South Korea’s beef imports surged to record highs in 2015 mainly on a spike in local meat prices, government data showed Wednesday.
The country imported more than $1.81 billion worth of beef last year that exceeded the previous record of $1.67 billion in 2014, according to data from the Korea Customs Service. It was also the highest figure since the agency started keeping such data in 1995.
“Demand for imports rose as local beef prices surged to levels seen in 2010 when the country’s cattle stock was devastated by a foot-and-mouth disease outbreak,” the KCS said.
The government’s recent policy of controlling the number of cattle to prevent price fluctuations also played a part, it added.

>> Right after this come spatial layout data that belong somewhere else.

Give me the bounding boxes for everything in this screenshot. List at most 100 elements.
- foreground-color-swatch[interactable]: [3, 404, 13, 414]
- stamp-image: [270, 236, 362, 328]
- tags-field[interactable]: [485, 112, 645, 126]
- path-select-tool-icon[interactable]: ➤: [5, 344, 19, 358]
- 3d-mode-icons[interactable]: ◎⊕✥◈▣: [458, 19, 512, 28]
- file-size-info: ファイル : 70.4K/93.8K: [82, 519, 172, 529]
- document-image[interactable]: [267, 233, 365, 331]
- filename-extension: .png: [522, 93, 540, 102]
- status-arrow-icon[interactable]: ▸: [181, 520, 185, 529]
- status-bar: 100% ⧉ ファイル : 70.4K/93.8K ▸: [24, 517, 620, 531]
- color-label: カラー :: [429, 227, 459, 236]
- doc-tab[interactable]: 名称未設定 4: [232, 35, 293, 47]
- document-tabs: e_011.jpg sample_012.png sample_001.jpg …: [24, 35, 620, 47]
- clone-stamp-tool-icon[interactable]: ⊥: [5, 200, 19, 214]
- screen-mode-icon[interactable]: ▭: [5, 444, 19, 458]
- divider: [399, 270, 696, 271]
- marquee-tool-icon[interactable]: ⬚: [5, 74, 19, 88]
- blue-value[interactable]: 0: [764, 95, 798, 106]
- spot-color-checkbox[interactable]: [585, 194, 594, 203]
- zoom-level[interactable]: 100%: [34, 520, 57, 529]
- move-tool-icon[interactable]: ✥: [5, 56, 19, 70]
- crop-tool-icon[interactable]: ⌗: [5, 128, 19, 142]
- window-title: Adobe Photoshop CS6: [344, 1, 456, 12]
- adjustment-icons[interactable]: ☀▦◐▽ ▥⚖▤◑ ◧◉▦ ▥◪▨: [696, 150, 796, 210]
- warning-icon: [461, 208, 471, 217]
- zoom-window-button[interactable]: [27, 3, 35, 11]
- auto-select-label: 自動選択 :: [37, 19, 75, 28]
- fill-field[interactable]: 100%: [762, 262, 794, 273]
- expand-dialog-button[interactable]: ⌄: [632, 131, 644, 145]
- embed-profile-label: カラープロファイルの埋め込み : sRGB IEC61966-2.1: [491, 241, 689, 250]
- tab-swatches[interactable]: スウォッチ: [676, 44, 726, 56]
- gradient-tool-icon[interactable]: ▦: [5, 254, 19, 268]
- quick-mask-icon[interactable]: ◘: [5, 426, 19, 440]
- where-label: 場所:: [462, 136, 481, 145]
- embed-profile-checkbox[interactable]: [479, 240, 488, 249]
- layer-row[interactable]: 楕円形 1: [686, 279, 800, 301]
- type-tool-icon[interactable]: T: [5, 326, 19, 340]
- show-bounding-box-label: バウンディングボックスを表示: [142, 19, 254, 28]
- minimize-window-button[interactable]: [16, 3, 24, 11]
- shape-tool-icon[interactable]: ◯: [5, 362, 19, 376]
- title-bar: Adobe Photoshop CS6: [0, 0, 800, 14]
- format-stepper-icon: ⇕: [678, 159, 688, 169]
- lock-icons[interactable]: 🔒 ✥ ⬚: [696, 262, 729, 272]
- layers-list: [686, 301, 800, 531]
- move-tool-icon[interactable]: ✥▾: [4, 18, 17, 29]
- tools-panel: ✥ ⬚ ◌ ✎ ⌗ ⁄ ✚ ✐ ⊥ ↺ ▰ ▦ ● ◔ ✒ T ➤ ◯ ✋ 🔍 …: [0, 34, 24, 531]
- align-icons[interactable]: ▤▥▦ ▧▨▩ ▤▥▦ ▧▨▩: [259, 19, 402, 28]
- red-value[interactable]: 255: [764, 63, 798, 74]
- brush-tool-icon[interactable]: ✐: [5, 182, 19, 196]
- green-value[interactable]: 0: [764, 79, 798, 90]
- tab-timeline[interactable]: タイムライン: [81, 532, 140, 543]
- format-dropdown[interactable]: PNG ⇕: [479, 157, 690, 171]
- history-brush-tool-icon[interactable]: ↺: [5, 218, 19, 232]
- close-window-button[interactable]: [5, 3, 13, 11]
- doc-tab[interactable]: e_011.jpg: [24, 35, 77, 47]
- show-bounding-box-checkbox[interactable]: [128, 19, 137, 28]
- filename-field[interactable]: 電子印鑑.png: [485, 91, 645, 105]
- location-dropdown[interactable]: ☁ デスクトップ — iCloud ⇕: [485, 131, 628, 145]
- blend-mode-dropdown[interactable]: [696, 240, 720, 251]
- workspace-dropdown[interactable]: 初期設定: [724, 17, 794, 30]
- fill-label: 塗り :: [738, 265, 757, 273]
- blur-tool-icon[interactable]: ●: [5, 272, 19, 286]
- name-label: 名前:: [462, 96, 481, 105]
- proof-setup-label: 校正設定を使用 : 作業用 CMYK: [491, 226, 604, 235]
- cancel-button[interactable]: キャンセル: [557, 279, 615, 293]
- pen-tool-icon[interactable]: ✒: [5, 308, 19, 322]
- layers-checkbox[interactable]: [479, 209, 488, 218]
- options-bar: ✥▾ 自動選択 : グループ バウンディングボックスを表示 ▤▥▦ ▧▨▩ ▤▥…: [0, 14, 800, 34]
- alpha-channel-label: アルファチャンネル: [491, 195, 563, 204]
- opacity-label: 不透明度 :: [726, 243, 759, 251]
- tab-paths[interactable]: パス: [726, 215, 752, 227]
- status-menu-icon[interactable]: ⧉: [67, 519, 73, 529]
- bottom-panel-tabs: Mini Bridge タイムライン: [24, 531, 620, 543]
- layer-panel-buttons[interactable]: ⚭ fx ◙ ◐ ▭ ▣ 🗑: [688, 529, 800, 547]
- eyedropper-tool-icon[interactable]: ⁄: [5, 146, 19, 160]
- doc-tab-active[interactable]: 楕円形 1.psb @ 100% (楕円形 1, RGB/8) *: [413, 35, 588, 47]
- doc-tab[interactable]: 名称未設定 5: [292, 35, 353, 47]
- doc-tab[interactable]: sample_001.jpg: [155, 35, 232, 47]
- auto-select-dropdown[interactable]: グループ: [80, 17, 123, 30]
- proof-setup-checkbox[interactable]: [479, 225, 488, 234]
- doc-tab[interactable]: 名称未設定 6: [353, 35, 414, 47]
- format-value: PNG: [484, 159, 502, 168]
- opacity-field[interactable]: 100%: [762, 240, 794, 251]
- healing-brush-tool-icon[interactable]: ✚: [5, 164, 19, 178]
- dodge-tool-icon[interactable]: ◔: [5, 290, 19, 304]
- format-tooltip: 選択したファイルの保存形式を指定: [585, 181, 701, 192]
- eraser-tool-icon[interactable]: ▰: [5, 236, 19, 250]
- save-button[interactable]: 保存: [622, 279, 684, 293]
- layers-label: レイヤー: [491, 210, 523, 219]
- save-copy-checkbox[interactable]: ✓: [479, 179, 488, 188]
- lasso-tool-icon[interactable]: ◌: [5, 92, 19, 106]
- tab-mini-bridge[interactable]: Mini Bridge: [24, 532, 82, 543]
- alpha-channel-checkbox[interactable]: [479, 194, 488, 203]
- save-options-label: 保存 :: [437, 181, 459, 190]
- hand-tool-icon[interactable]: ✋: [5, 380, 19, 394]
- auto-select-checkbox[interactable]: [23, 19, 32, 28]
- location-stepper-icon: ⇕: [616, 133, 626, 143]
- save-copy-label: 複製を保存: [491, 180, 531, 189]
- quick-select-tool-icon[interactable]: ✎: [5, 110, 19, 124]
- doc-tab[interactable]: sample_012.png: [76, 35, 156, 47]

Despite a decline in the supply of Korean-bred cow meat over the past few years, the growing popularity of camping and other forms of outdoor recreational activities spurred demand for beef, causing hanwoo prices to rise and compelling consumers turn to imports, the agency said.
According to the Korea Agro-Fisheries & Food Trade Corporation, 100 grams of first grade hanwoo beef ribs cost an average of 4,959 won ($4.10) on the market as of Tuesday, while the price for the same cut of meat imported from Australia stood at just 2,403 won.
Reflecting this, the KCS said Australian beef imports reached $972.9 million last year, making up 56.6 percent of the total, followed by U.S. beef imports that reached $749 million accounting for 41.3 percent. Imports from New Zealand, Canada and Uruguay made up the rest.